Fortunately for the Twins and their three-time batting champion, the question is only a hypothetical. But it's interesting nevertheless: If the 2001 draft were held under 2013 rules, would Joe Mauer be a Twin today?
Yes, insists Terry Ryan, the general manager who authorized the $5.15 million bonus it took to sign the St. Paul catcher; Mauer was the player the Twins preferred all along, he said. But the industry consensus at the time was that Southern California righthander Mark Prior was one of the best pitching prospects in baseball history, and Georgia Tech third baseman Mark Teixeira was a better hitter than Mauer. Trouble was, both were represented by super agent Scott Boras, both wanted huge contracts and were willing to hold out to get them, and Prior had made it clear he wouldn't sign with the Twins, who owned the No. 1 pick.
But today? The players would have far less leverage, negotiations would last only about six weeks, no prospect could sign a major league contract (as Prior and Teixeira did), and the money they received — $10.5 million in Prior's case, counting guaranteed major league money, a record that stood until Steven Strasburg entered the draft in 2009 — would be severely restricted. "The early returns on the system we have now show that the quote-unquote superstar players are affected the most by the [2012] changes," said John Manuel, editor of Baseball America magazine, which closely covers the draft and all levels of pro and amateur baseball. "Basically, it's no longer realistically possible for a superstar to get outrageous money."
Which is fine with the Twins.
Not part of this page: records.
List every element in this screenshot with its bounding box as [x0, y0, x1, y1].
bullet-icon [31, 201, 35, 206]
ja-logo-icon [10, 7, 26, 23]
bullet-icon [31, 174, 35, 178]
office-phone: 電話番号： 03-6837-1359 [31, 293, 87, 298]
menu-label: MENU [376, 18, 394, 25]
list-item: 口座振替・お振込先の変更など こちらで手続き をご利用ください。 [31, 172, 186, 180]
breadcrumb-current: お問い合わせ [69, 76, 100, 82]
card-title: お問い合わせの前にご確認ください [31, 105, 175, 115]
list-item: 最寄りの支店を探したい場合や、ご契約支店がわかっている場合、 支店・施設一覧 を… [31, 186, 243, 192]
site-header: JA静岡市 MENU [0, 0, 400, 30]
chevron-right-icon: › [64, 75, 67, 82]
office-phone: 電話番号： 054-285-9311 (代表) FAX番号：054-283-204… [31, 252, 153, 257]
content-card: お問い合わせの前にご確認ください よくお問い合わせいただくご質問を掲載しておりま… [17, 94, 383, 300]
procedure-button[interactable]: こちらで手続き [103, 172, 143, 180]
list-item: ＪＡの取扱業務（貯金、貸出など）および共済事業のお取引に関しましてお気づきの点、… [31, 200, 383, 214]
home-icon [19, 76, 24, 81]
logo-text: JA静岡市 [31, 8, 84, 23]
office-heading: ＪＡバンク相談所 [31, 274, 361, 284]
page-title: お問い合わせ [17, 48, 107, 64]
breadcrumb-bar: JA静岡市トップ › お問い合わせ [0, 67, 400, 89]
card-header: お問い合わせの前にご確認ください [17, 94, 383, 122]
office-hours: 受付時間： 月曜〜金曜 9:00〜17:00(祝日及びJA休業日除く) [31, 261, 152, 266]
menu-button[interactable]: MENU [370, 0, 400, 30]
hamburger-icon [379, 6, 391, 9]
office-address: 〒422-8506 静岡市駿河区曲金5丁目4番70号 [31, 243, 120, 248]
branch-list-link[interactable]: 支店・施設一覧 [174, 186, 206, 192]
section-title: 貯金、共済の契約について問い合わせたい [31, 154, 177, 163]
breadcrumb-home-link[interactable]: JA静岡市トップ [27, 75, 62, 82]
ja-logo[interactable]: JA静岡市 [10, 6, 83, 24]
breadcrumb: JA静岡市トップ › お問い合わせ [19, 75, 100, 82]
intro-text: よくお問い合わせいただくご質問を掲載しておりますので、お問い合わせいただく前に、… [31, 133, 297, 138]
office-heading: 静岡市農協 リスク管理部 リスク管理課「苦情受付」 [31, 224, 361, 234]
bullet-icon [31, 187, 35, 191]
When Major League Baseball's amateur draft convenes on Thursday, teams will operate for a second season under strict limits on bonus money, rules that changed strategies, shuffled draft boards and sped up the draft-and-sign process last year. But from the Twins' point of view, the new "slotting" guidelines simply made their competitors play under the same rules the Twins had followed all along.
"In our humble opinion, we were getting killed by teams who were taking advantage of a bad system," said Mike Radcliff, the Twins vice president for player personnel, who oversees, along with scouting director Deron Johnson, the team's draft preparations. "We were getting killed because we tried to follow rules that others ignored. Now it's more about who does the best job of scouting. It's more of a level playing field."
Well, not for the franchise-altering players at the top of the draft, who can no longer expect to stretch the size of the bonus record. Strasburg received a guaranteed $15.1 million from the Nationals when the righthander was selected No. 1 in 2009, and outfielder Bryce Harper signed a $9.9 million contract the following year, but "if another Strasburg comes along, he's not going to get anywhere near $15 million, and if a Harper is drafted now, he'd get a lot less than $10 million," Manuel said. "You can't tie up all your bonus money in one guy, even if he's a franchise guy."
That's because of the bonus pool and "slotting." Each draft pick is assigned a recommended bonus, from $7.79 million for the overall No. 1 this year, to $135,300 for the last player taken in the 10th round. A team can spread its money around any way it likes, but if it spends more than its recommended 10-round total — $8.3 million for the Twins this year, for instance — it must pay a penalty, first in a "luxury tax" on the overage. It a team exceeds its slot amount by more than 5 percent, it forfeits its first-round pick in the following year's draft, a penalty few teams are expected to risk. Go over by 10 percent, and lose two first-round picks.
"Teams did a good job of identifying who would sign and for how much, and who would be a signability problem," Manuel said. "Signability is more important now than ever," because there is no advantage to not signing a draftee; teams forfeit the allowance for any unsigned player.